Second — In this case the discharges took place under a maintenance of membership clause. It is therefore important to note that an employer’s responsibility is greater under such a clause than under a closed shop or union shop clause. Under a closed shop clause a man seeking a job must be a union member before he can be hired and he must remain such for the duration of the contract. Under a union shop clause the employer retains the right to employ any one he wishes, whether or not he is a member of the union, but the employees are required to join the union within a certain time and thereafter to remain such for the duration of the contract. Phoenixville Publishing Co. and American Newspaper Guild, 2 L.A. 10 (1946), reprinted in Shulman and Chamberlain, Cases on Labor Law, p. 1189. Under a maintenance of membership clause an employee need not be a member of the union at the time the contract is signed, and he is not obliged to join the union to retain his employment. This clause requires merely that if an employee is a member of the union on a certain date after the agreement is executed or thereafter joins it, he must remain such for the duration of the contract. Manoff, The National War Labor Board and the Maintenance of Membership Clause, 57 Harv. [341]*341L.Rev. 183; Freiden, Some New Discharge Problems Under Union Security Covenants, 4 Wisc. L. Rev. 440, footnote 1.3

The nature of these clauses makes it evident why an employer may discharge an employee at the request of the union under a closed shop or union shop clause without making the type of investigation he is required to make under a maintenance of membership clause. Under the former, all the employees must be members of the union as a condition of employment. Consequently, the employer must at the request of the union discharge an employee who is not or ceases to be a member of the union. The Supreme Court has recently held that this must be done even where the employer knows that the employee was expelled from the union on account of activity in behalf of a rival union. And the Court so held although the employee’s conduct occurred at a time when it was appropriate for the employees to seek a redeter-mination as to the union they wished to represent them. Colgate Co. v. Labor Board, 338 U.S. 355.
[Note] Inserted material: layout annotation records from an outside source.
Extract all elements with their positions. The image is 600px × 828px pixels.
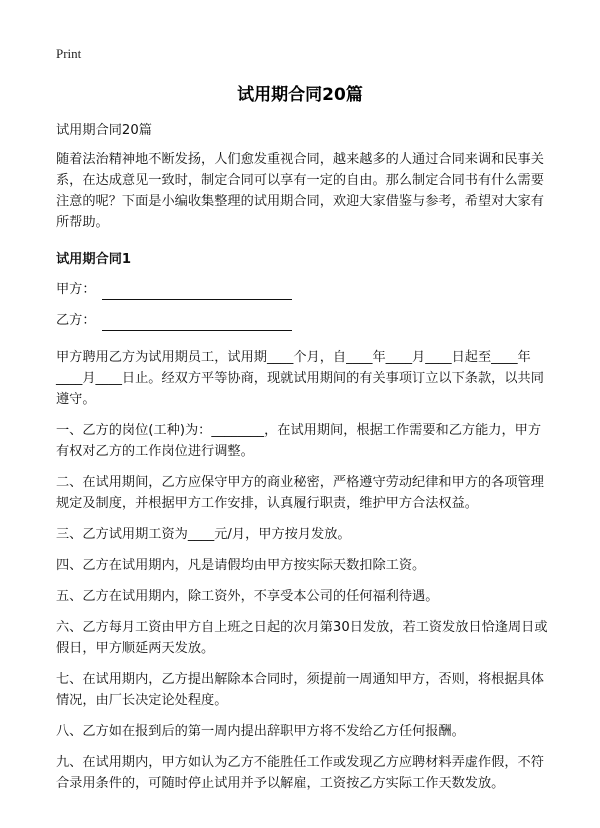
party-b-label: 乙方： <box>56 313 96 328</box>
party-b-blank-line <box>102 314 292 331</box>
clause-paragraph: 八、乙方如在报到后的第一周内提出辞职甲方将不发给乙方任何报酬。 <box>56 724 465 739</box>
clause-paragraph: 四、乙方在试用期内，凡是请假均由甲方按实际天数扣除工资。 <box>56 558 426 573</box>
clause-paragraph: 二、在试用期间，乙方应保守甲方的商业秘密，严格遵守劳动纪律和甲方的各项管理规定及制度，并根据甲方工作安排，认真履行职责，维护甲方合法权益。 <box>56 475 544 511</box>
clause-paragraph: 六、乙方每月工资由甲方自上班之日起的次月第30日发放，若工资发放日恰逢周日或假日，甲方顺延两天发放。 <box>56 620 548 656</box>
party-a-label: 甲方： <box>56 282 96 297</box>
clause-paragraph: 七、在试用期内，乙方提出解除本合同时，须提前一周通知甲方，否则，将根据具体情况，由厂长决定论处程度。 <box>56 672 544 708</box>
party-a-blank-line <box>102 283 292 300</box>
section-heading: 试用期合同1 <box>56 252 132 267</box>
document-subtitle: 试用期合同20篇 <box>56 123 152 138</box>
party-b-row <box>56 310 548 331</box>
clause-paragraph: 九、在试用期内，甲方如认为乙方不能胜任工作或发现乙方应聘材料弄虚作假，不符合录用条件的，可随时停止试用并予以解雇，工资按乙方实际工作天数发放。 <box>56 755 544 791</box>
clause-paragraph: 五、乙方在试用期内，除工资外，不享受本公司的任何福利待遇。 <box>56 589 439 604</box>
document-body <box>56 120 548 804</box>
clause-paragraph: 一、乙方的岗位(工种)为：________，在试用期间，根据工作需要和乙方能力，甲方有权对乙方的工作岗位进行调整。 <box>56 423 542 459</box>
clause-paragraph: 甲方聘用乙方为试用期员工，试用期____个月，自____年____月____日起至____年____月____日止。经双方平等协商，现就试用期间的有关事项订立以下条款，以共同遵守。 <box>56 350 544 407</box>
document-title: 试用期合同20篇 <box>237 85 363 105</box>
print-link[interactable]: Print <box>56 46 82 61</box>
party-a-row <box>56 279 548 300</box>
clause-paragraph: 三、乙方试用期工资为____元/月，甲方按月发放。 <box>56 527 351 542</box>
intro-paragraph: 随着法治精神地不断发扬，人们愈发重视合同，越来越多的人通过合同来调和民事关系，在达成意见一致时，制定合同可以享有一定的自由。那么制定合同书有什么需要注意的呢？下面是小编收集整理的试用期合同，欢迎大家借鉴与参考，希望对大家有所帮助。 <box>56 152 544 230</box>
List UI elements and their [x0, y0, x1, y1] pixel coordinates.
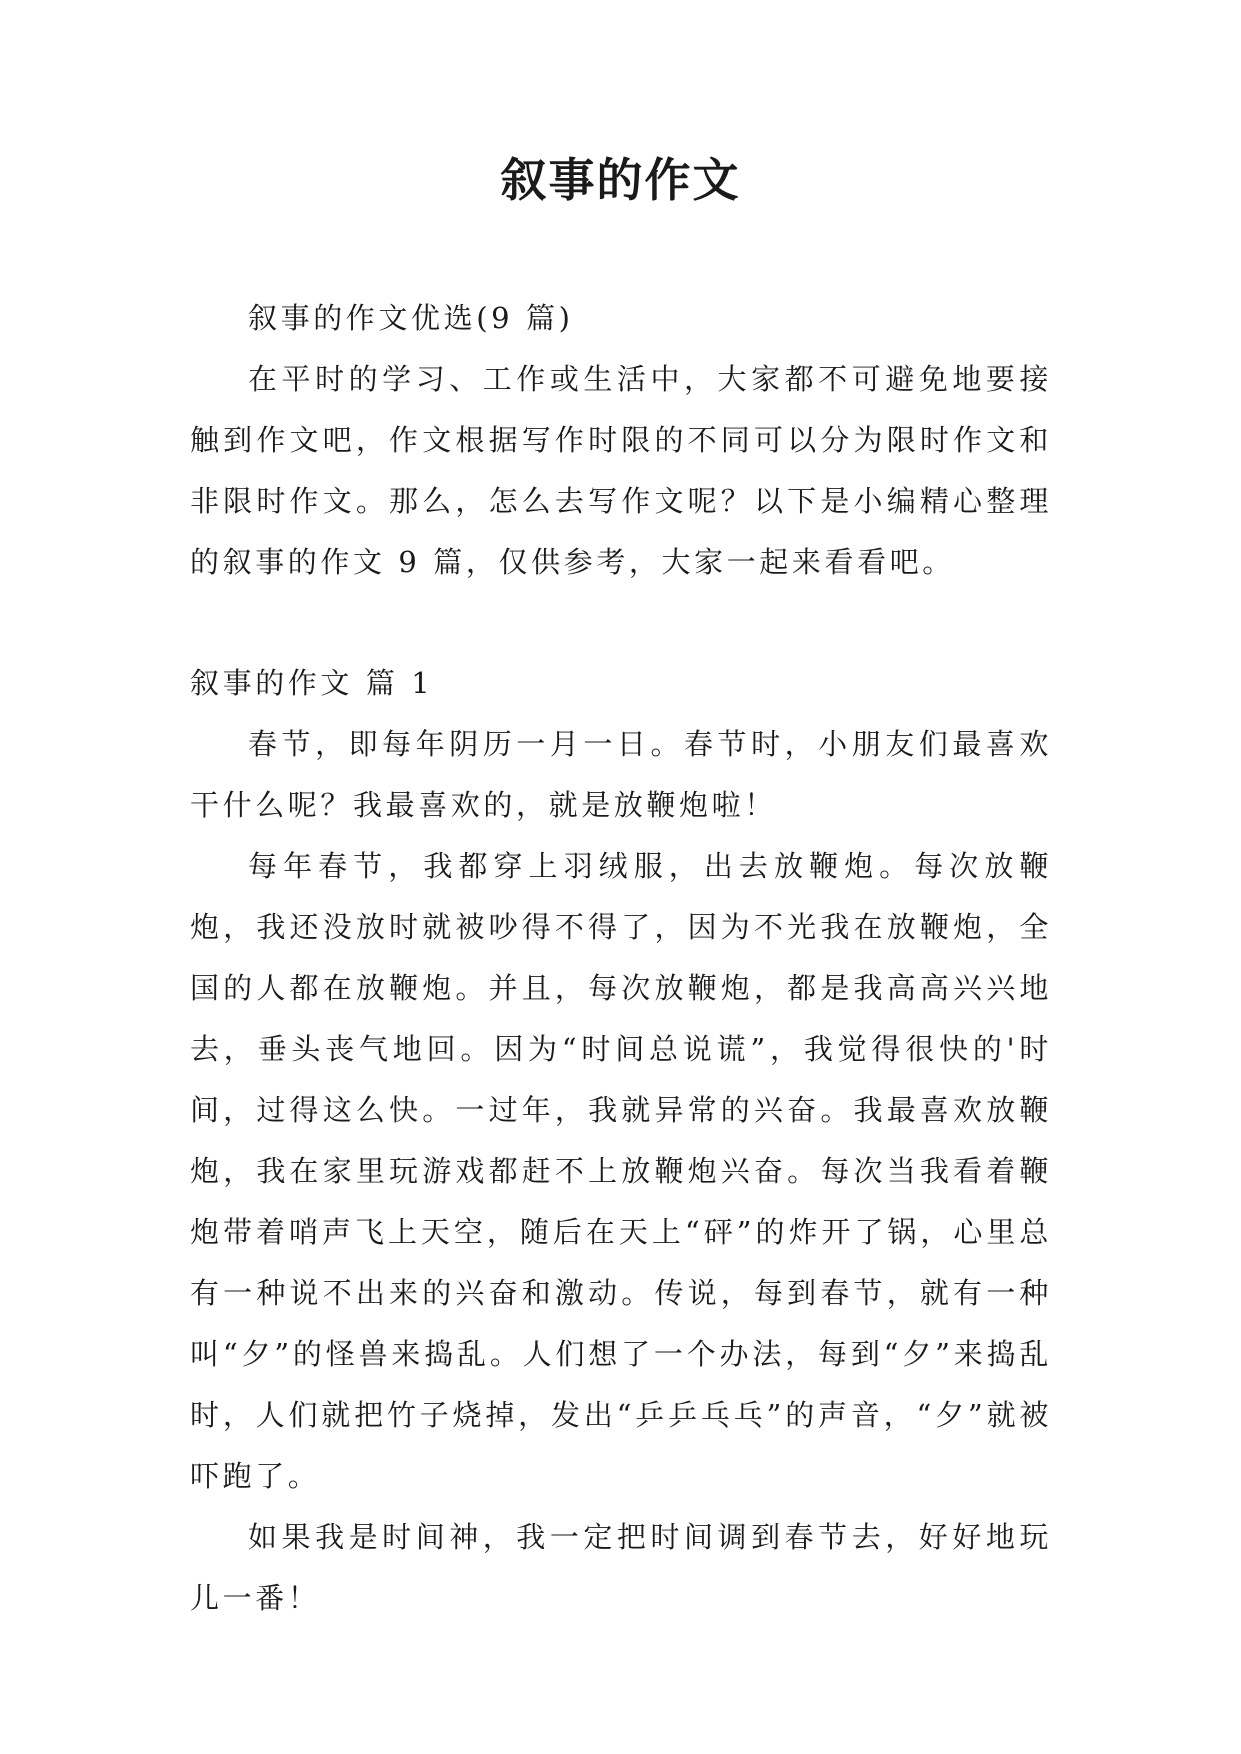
intro-paragraph: 在平时的学习、工作或生活中，大家都不可避免地要接触到作文吧，作文根据写作时限的不同可以分为限时作文和非限时作文。那么，怎么去写作文呢？以下是小编精心整理的叙事的作文 9 篇，仅供参考，大家一起来看看吧。 [190, 362, 1052, 579]
body-paragraph-2: 每年春节，我都穿上羽绒服，出去放鞭炮。每次放鞭炮，我还没放时就被吵得不得了，因为不光我在放鞭炮，全国的人都在放鞭炮。并且，每次放鞭炮，都是我高高兴兴地去，垂头丧气地回。因为“时间总说谎”，我觉得很快的'时间，过得这么快。一过年，我就异常的兴奋。我最喜欢放鞭炮，我在家里玩游戏都赶不上放鞭炮兴奋。每次当我看着鞭炮带着哨声飞上天空，随后在天上“砰”的炸开了锅，心里总有一种说不出来的兴奋和激动。传说，每到春节，就有一种叫“夕”的怪兽来捣乱。人们想了一个办法，每到“夕”来捣乱时，人们就把竹子烧掉，发出“乒乒乓乓”的声音，“夕”就被吓跑了。 [190, 849, 1052, 1493]
document-body [190, 288, 1052, 1629]
document-subtitle: 叙事的作文优选(9 篇) [248, 301, 574, 335]
body-paragraph-1: 春节，即每年阴历一月一日。春节时，小朋友们最喜欢干什么呢？我最喜欢的，就是放鞭炮啦！ [190, 727, 1052, 822]
body-paragraph-3: 如果我是时间神，我一定把时间调到春节去，好好地玩儿一番！ [190, 1520, 1052, 1615]
document-title: 叙事的作文 [500, 153, 741, 207]
section-heading: 叙事的作文 篇 1 [190, 666, 434, 700]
A different situation exists under a maintenance of membership clause. Here an employee may never have been a member of the union or may have withdrawn prior to execution of the contract. The employer therefore may not discharge an employee on the mere request of the union. He must make a reasonable investigation to determine if the employee involved is covered by the maintenance of membership clause. If he makes no such investigation and instead [342]*342discharges the employee at the request of the union, he does so at his peril. And if it is ultimately established that the employee was not within the clause, the discharge is discriminatory and violative of § 8(1) (c) rather than within the exception of the Proviso thereof. Idarado Mining Company, 77 NLRB 392 (1945); In the Matter of Baker & Company, Inc., 68 NLRB 830 (1946). Cf. In the Matter of Eureka Vacuum Cleaner Company, 69 NLRB 878, 881 (1946); Colonie Fibre Co. v. National Labor Relations Board, 163 F. (2) 65 (C.A. 2, 1947).